La bataille de la Marne

La bataille de la Marne

Villages détruits après la bataille de la Marne (Glannes). Photographie de presse / Agence Meurisse, 1915.
© Gallica/BnF
Image locale (image propre et limitée à l'article, invisible en médiathèque)

La bataille de la Marne oppose l’armée allemande aux armées française et britannique. Elle se déroule du 6 au 12 septembre 1914 sur un front d’environ 300 km qui court du nord de Meaux à Verdun. Depuis l’échec de la bataille des frontières en Belgique et en Lorraine fin août 1914, l’armée française a été obligée de reculer jusqu’au sud de la Marne, poursuivie par l’armée allemande. C’est à partir de cette position que le Général Joffre décide de lancer une contre-offensive qui débute le 6 septembre et deviendra la bataille de la Marne.

Celle-ci ne se résume pas à un seul affrontement en un lieu unique. Elle est, dans les faits, un ensemble de combats simultanés tout au long de cette ligne de front. A l’issue de la bataille, les armées allemandes décrochent : l’invasion de la France est stoppée. C’est également l’échec du plan allemand qui prévoyait une victoire rapide contre la France pour se retourner au plus vite contre la Russie.

Fin août, l’armée allemande est amputée de certaines unités transférées sur le front Est pour contrer l’avancée russe en Prusse orientale. Elle doit, de plus, faire face à l’étirement de ses lignes arrière et à la résistance de certaines places fortes comme Anvers ou Maubeuge. Pour accélérer l’encerclement de l’armée française, il est donc décidé que la Ière armée, dirigée par le général von Kluck, au lieu de contourner Paris par le Sud avant de se rabattre sur l’Est, infléchisse sa marche vers le Sud-Est en passant par le Nord de Paris. Ce faisant, elle offre son flanc à la 6ème armée française, nouvellement constituée et placée sous le commandement du Général Maunoury. Cette découverte, permise notamment par l’observation aérienne, décide Joffre à reprendre l’offensive.
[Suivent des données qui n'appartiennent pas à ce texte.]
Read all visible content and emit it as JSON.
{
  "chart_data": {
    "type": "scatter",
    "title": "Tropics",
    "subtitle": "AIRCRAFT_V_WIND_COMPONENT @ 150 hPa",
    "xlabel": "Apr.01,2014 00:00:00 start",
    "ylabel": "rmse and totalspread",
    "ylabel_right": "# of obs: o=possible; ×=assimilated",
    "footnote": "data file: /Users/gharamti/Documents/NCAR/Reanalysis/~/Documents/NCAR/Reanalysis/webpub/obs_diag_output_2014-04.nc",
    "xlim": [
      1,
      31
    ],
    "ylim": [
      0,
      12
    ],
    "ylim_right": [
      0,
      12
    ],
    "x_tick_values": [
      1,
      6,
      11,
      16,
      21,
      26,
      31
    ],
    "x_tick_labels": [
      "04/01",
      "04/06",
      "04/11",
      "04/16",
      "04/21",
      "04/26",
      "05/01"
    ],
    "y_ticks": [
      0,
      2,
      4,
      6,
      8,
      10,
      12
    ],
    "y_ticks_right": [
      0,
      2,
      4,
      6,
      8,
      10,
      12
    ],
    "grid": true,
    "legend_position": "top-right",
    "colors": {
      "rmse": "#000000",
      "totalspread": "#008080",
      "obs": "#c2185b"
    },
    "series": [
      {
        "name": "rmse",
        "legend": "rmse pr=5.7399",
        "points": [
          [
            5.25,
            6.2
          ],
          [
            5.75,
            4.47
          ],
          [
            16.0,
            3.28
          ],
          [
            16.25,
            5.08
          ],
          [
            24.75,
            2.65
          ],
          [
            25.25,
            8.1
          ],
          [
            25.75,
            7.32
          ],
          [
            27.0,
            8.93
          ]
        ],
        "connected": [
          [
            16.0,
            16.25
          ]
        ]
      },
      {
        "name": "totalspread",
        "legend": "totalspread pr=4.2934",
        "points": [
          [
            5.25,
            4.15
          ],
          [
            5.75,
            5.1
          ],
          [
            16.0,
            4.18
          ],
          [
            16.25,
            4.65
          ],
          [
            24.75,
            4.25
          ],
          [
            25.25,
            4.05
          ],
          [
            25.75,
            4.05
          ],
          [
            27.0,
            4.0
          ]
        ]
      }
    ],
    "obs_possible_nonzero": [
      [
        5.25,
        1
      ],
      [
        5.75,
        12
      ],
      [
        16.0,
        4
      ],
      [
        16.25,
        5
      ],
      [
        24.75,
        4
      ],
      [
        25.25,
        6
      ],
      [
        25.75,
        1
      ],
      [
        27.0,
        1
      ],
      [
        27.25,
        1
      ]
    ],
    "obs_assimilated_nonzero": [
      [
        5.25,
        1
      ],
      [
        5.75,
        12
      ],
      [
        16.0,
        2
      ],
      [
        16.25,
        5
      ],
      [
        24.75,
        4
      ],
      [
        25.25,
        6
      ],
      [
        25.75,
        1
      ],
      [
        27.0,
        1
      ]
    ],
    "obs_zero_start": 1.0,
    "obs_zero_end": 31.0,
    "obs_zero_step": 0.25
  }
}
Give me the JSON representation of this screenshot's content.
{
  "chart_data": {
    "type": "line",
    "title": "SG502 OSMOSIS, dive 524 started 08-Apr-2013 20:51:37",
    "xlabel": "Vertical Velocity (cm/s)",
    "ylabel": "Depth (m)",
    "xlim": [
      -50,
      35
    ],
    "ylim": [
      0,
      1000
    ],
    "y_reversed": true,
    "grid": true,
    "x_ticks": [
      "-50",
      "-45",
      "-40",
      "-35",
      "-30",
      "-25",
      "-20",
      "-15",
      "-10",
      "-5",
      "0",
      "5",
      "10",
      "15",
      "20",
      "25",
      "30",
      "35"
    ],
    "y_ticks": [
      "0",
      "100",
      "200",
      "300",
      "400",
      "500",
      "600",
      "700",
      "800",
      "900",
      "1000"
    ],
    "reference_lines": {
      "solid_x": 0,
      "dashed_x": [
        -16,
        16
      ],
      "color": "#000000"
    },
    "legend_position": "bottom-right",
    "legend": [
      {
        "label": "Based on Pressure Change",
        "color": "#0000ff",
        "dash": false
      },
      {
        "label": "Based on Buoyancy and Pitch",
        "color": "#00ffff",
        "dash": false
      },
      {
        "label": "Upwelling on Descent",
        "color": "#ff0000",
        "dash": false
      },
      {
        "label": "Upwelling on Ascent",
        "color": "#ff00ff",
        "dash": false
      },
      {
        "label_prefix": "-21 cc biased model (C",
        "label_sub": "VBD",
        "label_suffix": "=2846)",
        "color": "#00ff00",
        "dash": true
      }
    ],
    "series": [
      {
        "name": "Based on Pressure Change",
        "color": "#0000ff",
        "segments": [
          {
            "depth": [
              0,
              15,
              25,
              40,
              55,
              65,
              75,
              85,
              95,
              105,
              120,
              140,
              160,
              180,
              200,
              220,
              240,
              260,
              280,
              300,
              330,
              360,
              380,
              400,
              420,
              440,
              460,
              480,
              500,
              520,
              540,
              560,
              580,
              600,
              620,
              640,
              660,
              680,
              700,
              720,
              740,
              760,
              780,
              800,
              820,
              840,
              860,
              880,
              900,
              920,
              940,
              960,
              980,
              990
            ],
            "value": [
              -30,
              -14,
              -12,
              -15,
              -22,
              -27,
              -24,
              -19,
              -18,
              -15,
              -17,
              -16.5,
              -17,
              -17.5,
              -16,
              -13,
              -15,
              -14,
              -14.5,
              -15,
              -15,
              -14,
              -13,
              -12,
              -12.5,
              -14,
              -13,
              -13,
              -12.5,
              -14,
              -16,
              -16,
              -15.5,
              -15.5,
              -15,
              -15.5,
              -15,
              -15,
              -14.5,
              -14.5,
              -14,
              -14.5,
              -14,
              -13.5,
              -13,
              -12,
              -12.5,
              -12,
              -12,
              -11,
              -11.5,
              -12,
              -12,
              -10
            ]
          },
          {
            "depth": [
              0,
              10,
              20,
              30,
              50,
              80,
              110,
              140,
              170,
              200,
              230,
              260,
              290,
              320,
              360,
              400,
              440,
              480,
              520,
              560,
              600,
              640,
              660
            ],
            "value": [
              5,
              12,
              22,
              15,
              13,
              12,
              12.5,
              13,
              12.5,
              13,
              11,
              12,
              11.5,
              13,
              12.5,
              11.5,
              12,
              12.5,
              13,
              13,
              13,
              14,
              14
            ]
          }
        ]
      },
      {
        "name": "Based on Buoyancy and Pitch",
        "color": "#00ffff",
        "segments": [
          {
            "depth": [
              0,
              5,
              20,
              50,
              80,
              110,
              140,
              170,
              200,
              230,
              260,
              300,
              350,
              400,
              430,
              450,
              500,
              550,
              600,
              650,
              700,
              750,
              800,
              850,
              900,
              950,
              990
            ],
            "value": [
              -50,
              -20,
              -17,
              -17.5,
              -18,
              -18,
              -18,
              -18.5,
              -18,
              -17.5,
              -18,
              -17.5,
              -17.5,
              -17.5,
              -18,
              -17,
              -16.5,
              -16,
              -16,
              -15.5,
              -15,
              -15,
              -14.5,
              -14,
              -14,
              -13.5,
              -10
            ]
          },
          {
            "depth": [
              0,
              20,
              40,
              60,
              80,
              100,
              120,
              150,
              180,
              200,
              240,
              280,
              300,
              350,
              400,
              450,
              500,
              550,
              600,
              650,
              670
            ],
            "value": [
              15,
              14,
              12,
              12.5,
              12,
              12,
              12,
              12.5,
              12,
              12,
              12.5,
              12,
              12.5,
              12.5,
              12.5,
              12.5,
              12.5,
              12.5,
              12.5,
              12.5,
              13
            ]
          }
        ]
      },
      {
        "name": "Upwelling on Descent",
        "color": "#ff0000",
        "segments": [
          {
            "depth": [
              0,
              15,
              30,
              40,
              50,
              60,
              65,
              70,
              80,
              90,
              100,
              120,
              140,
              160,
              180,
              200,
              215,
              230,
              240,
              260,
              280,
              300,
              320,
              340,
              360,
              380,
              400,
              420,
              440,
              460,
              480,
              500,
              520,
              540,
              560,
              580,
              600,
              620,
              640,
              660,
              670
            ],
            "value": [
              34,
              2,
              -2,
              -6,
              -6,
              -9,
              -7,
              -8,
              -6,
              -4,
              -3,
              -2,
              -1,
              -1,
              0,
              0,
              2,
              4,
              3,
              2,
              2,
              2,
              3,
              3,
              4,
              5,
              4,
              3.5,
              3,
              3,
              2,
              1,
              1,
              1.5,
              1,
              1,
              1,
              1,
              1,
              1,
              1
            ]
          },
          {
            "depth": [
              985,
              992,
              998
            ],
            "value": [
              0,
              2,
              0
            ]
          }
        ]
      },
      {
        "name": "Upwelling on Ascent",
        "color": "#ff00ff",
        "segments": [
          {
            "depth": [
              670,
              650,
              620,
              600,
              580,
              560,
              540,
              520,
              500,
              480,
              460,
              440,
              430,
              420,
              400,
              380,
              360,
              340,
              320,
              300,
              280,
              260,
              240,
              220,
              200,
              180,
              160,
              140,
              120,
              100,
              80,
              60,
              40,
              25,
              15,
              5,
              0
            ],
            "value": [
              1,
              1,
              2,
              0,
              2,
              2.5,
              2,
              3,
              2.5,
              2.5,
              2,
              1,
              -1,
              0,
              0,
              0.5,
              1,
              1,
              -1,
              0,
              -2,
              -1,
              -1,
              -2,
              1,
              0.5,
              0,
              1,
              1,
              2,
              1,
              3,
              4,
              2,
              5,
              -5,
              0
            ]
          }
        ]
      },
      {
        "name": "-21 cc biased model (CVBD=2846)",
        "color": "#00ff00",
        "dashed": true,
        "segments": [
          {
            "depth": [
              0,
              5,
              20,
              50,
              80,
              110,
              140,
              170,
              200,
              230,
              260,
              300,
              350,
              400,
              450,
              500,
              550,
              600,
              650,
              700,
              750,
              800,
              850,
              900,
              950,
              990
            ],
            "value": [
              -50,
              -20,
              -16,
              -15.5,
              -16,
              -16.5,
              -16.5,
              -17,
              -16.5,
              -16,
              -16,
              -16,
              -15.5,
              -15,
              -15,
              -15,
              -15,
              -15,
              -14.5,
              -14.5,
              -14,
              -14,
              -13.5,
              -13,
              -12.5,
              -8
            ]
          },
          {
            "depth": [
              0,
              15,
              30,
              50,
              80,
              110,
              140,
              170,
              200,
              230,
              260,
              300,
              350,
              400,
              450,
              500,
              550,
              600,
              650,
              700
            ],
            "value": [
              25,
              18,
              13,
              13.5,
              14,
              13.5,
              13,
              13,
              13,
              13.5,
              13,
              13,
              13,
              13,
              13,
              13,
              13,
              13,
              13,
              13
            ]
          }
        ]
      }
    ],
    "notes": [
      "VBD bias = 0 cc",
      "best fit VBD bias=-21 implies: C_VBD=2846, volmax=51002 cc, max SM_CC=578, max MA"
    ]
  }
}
Le 6 septembre, une contre-attaque dénommée bataille de l’Ourcq est donc lancée au nord de Meaux par la 6ème armée. C’est à cette occasion que quelques milliers d’hommes sont emmenés sur le théâtre d’opérations par des autobus et les fameux taxis de la Marne. Au même moment, un peu plus au sud, le corps expéditionnaire britannique, commandé par le maréchal French, et la 5ème armée avancent en s’infiltrant entre les Ière et IIe armées allemandes : c’est la bataille des Deux Morin. Plus à l’Est, l’armée française doit au contraire contenir les offensives allemandes autour des marais de Saint-Gond et de Vitry-le-François et dans la région de Verdun, autour de Revigny et de la Vaux-Marie.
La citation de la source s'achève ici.